Giriş

Bu çalışma, arsa payı karşılığı inşaat sözleşmelerinin feshi durumunda cezai şart talep edilip edilemeyeceği ve hangi durumlarda talep edilemeyeceği sorusunu, sunulan literatür kaynakları çerçevesinde analiz etmektedir. Cezai şart, sözleşmeye aykırılık durumunda borçlunun ödemeyi taahhüt ettiği, asıl borca bağlı fer’i nitelikte bir edimdir. Temel amacı, borçluyu (yükleniciyi) sözleşmeye uygun ifaya zorlamak ve alacaklının (arsa sahibinin) olası zararını ispat külfetini ortadan kaldırmaktır.

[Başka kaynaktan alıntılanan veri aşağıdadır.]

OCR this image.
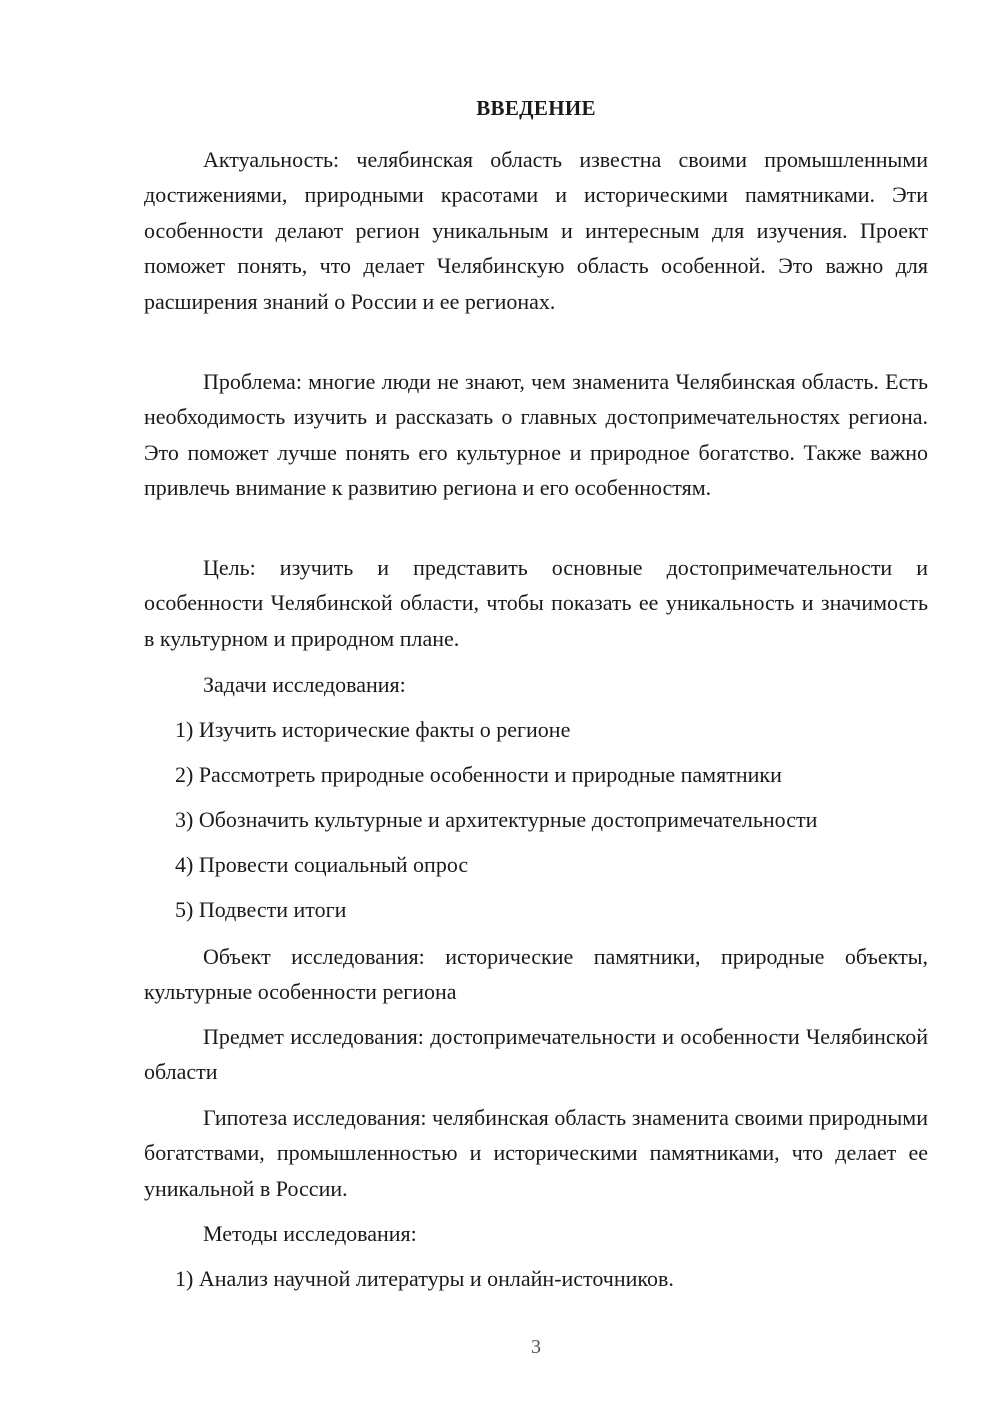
ВВЕДЕНИЕ
Актуальность: челябинская область известна своими промышленными достижениями, природными красотами и историческими памятниками. Эти особенности делают регион уникальным и интересным для изучения. Проект поможет понять, что делает Челябинскую область особенной. Это важно для расширения знаний о России и ее регионах.
Проблема: многие люди не знают, чем знаменита Челябинская область. Есть необходимость изучить и рассказать о главных достопримечательностях региона. Это поможет лучше понять его культурное и природное богатство. Также важно привлечь внимание к развитию региона и его особенностям.
Цель: изучить и представить основные достопримечательности и особенности Челябинской области, чтобы показать ее уникальность и значимость в культурном и природном плане.
Задачи исследования:
1) Изучить исторические факты о регионе
2) Рассмотреть природные особенности и природные памятники
3) Обозначить культурные и архитектурные достопримечательности
4) Провести социальный опрос
5) Подвести итоги
Объект исследования: исторические памятники, природные объекты, культурные особенности региона
Предмет исследования: достопримечательности и особенности Челябинской области
Гипотеза исследования: челябинская область знаменита своими природными богатствами, промышленностью и историческими памятниками, что делает ее уникальной в России.
Методы исследования:
1) Анализ научной литературы и онлайн-источников.
3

Analiz, özellikle sözleşmenin fesih türünün cezai şart talebi üzerindeki etkisine odaklanmaktadır.

1. Cezai Şartın Hukuki Niteliği ve Fesihle İlişkisi

Arsa payı karşılığı inşaat sözleşmelerinde cezai şart, genellikle yüklenicinin inşaatı zamanında teslim etmemesi (temerrüdü) halinde gündeme gelen bir yaptırımdır. Bu şart, “asıl borca bağlı feri borç olarak doğan, asıl borcun teminatı olarak ortaya çıkmaktadır” Cezai şartın bu fer’i niteliği, fesih durumundaki akıbetini doğrudan etkiler.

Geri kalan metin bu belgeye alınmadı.